Tracking Experimental Tumor Therapies
Prevention & Treatment New research into the genomic landscape of brain cancer is advancing scientists’ understanding of brain tumors and paving the way for future treatment advances.
Brain cancer takes a variety of forms, and research to better understand and treat it is progressing on a variety of fronts.
Where we start
One area of focus is the tumor microenviroment, the skein of tissues and blood vessels that feed and support a tumor. Researchers are exploring how newly formed brain tumors interact with surrounding cells to turn those cells into aiders and abetters of tumor growth. They’re particularly interested in how brain tumors tap into the body’s blood supply to draw in nutrients.
Understanding these processes is a critical first step to devising therapies that prevent tumors from exploiting nearby tissue for their own purposes. Work is also underway to get a better understanding of the genomic landscape of brain cancer—the set of mutations and other derangements of the genetic code that set normal brain cells on a course for cancer. Mutations found to be drivers of brain tumor cell growth are often prime targets for new drugs.
A way through
Some researchers recently identified several molecular alterations that drive high-grade astrocytomas, rare and fatal childhood brain cancers. At least two of the new mutations might be susceptible to blocking by existing drugs, and the others provide new opportunities for future drug development.
"All this varied research continues to advance our understanding and ultimately our ability to treat brain cancer."
Another group of researchers recently identified a protein vital to both the normal development of the brain and, in many cases, of medulloblastoma, a fast-growing brain tumor that arises most often in children. When researchers cut the level of the protein called Eya1 in half in mice prone to develop a form of medulloblastoma, the animals’ risk of dying from the disease dropped sharply.
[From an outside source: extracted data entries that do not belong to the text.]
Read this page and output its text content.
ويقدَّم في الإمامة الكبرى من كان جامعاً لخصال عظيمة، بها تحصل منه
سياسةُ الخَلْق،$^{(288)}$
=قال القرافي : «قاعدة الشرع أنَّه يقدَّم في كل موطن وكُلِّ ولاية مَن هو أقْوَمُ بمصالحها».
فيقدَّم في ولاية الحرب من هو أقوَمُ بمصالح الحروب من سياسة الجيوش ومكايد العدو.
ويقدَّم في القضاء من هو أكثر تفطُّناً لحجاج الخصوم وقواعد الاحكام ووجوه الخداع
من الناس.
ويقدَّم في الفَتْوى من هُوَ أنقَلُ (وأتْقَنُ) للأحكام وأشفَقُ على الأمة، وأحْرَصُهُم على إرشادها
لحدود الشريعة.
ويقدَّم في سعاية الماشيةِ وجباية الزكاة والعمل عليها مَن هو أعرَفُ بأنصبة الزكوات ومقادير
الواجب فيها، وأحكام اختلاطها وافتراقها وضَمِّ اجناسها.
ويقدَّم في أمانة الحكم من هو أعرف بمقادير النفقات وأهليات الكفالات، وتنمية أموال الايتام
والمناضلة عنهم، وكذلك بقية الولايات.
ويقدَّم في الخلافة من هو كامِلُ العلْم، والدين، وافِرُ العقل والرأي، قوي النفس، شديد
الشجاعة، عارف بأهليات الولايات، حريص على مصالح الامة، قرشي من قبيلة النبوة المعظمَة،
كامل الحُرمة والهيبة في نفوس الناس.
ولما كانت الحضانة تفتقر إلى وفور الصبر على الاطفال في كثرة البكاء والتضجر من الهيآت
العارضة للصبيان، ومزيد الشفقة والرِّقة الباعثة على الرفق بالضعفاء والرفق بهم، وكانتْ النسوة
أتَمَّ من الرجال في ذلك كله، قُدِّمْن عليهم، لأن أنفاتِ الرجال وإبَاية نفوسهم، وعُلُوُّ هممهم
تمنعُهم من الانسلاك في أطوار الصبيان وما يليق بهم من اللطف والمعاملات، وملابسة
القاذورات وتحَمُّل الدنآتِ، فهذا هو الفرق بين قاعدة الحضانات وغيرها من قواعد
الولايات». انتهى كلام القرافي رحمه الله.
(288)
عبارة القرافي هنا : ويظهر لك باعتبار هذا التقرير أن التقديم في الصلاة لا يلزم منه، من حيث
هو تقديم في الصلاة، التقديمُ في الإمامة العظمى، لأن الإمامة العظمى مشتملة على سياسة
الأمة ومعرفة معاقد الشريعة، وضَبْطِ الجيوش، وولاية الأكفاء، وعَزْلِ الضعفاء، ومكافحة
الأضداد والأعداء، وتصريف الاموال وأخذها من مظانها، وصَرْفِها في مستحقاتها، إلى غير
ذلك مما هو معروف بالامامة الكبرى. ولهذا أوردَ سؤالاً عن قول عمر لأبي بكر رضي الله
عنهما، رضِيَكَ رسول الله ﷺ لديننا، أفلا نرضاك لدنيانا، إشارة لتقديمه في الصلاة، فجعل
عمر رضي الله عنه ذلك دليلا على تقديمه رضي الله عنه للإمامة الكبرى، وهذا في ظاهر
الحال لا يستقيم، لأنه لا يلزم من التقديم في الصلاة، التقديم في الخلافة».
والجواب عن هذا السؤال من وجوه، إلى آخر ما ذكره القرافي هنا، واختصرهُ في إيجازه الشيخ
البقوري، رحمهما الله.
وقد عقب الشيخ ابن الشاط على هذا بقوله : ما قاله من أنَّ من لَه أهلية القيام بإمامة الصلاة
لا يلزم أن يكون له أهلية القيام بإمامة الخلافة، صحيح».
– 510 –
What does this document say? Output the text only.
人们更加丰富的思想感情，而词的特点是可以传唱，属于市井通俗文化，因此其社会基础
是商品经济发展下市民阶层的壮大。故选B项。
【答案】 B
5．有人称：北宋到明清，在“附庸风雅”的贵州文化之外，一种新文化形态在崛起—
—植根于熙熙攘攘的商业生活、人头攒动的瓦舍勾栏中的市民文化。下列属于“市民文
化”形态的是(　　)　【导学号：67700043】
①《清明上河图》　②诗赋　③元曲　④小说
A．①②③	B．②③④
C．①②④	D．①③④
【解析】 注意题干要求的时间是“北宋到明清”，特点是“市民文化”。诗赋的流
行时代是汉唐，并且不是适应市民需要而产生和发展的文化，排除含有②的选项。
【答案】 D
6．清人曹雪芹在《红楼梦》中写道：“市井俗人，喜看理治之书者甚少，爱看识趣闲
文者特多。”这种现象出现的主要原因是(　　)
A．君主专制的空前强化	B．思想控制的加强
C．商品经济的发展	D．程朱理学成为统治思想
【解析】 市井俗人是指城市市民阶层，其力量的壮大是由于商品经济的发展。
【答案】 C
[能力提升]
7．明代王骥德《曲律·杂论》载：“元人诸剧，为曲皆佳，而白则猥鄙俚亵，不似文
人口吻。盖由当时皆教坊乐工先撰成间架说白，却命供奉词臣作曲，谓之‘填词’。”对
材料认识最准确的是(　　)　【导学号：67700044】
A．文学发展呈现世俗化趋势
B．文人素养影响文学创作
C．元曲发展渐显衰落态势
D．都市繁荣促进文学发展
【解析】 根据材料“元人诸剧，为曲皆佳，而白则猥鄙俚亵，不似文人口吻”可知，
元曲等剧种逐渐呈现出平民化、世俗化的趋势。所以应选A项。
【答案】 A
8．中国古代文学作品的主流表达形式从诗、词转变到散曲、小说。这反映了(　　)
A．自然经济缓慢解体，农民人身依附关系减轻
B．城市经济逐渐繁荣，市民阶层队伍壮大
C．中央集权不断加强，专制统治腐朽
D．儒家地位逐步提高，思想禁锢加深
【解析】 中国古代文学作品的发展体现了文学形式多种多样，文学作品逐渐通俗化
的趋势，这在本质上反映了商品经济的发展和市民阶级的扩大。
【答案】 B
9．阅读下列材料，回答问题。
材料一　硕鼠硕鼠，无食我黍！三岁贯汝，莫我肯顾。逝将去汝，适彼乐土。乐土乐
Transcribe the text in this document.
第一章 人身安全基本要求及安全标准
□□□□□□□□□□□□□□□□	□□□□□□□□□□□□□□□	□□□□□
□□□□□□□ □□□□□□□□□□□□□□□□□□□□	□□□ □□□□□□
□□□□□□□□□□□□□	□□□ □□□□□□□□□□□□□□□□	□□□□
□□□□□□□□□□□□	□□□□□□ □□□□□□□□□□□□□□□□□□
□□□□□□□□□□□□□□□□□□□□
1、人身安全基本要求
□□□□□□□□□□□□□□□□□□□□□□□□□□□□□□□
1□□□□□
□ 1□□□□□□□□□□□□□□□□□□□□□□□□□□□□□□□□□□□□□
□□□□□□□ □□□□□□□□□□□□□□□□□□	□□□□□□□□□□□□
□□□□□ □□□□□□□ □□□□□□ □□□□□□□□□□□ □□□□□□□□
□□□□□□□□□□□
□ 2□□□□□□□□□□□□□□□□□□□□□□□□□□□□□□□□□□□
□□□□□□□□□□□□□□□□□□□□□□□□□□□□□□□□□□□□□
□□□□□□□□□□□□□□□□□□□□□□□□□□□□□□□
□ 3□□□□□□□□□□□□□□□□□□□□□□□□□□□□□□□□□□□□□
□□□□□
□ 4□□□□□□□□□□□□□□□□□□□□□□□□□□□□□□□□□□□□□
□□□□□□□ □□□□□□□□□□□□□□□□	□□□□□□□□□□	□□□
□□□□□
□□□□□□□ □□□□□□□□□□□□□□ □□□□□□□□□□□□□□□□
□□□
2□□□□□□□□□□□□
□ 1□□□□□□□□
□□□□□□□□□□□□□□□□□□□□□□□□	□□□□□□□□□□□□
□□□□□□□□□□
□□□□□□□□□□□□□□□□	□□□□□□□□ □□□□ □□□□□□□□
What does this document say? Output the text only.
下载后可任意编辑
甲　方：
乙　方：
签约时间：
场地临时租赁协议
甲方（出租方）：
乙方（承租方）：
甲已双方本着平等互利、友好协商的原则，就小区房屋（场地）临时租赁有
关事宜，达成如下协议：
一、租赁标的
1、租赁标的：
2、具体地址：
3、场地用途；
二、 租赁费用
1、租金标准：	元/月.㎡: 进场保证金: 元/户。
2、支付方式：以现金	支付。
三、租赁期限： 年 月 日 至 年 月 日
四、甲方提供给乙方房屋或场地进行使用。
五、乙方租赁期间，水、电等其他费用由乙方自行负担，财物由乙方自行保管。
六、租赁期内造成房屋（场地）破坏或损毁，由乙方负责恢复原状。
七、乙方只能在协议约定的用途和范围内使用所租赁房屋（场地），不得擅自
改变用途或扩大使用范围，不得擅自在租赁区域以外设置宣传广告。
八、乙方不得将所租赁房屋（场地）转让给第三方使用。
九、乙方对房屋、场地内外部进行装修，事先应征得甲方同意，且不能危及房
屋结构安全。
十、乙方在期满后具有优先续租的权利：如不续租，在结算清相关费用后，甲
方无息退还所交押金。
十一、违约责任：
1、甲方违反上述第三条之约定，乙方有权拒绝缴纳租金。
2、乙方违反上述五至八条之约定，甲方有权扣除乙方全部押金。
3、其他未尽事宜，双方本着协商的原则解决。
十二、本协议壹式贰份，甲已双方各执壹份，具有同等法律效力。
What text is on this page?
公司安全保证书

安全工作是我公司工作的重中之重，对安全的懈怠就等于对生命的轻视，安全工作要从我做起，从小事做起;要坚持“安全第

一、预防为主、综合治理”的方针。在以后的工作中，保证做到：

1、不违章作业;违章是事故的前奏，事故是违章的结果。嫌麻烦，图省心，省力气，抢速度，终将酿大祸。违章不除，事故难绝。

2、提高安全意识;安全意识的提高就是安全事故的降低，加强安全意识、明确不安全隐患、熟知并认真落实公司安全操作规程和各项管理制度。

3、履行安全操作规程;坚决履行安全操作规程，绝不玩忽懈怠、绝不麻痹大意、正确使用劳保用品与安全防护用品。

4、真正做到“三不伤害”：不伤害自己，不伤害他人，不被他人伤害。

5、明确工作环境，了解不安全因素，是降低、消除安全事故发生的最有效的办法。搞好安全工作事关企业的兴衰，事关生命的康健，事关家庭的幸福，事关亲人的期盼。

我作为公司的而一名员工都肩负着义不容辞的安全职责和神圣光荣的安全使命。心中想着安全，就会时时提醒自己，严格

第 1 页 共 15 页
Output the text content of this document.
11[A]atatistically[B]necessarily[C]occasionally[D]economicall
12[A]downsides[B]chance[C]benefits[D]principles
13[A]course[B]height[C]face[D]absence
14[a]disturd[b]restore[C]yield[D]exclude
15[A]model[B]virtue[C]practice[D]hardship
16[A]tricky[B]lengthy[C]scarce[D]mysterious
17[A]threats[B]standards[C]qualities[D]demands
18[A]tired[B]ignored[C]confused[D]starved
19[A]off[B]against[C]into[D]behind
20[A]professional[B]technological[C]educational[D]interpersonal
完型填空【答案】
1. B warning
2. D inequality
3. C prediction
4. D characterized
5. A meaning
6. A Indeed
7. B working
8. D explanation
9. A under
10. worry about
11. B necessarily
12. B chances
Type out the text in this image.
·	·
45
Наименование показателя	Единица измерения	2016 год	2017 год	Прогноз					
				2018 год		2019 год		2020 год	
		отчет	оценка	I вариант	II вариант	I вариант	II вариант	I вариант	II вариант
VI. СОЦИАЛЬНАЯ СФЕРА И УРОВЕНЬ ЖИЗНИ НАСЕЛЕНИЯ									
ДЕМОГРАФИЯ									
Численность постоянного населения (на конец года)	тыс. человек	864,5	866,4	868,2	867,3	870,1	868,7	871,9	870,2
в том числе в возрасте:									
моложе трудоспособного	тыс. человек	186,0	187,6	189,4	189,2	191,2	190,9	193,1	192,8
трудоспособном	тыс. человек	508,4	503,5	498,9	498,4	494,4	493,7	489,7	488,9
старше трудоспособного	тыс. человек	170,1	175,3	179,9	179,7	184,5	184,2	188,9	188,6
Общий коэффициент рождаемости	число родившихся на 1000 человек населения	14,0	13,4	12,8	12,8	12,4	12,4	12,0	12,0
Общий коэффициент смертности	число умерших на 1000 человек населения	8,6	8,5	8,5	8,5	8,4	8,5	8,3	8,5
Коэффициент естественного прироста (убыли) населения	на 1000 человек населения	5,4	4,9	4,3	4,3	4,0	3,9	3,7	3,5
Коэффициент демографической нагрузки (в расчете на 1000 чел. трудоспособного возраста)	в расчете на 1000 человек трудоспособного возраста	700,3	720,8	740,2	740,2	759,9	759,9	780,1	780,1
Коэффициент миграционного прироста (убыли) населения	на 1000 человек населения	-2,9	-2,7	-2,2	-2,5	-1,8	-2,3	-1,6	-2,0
Such research into the basic mechanics of cancer often provides clues to new therapies. One discovery, for example, revealed how a protein named netrin-1 helps neurons in the developing brain make connections with one another. The finding may also have important applications for treating brain cancer because many cancer cells produce netrin to attract blood vessels as a source of nourishment. Switching off that process could starve a tumor or prevent it from growing.
Immunotherapies, which rally the body’s immune system to fight disease, are showing promise in brain cancer. Dana-Farber investigators recently tested immunotherapy agents known as checkpoint inhibitors in mice with glioblastoma, an incurable form of brain cancer. The results were so encouraging—many of the mice were considered cured, and many had no evidence of tumor two months after treatment—that investigators have begun clinical trials of the agents in human patients.
All this varied research continues to advance our understanding and ultimately our ability to treat brain cancer.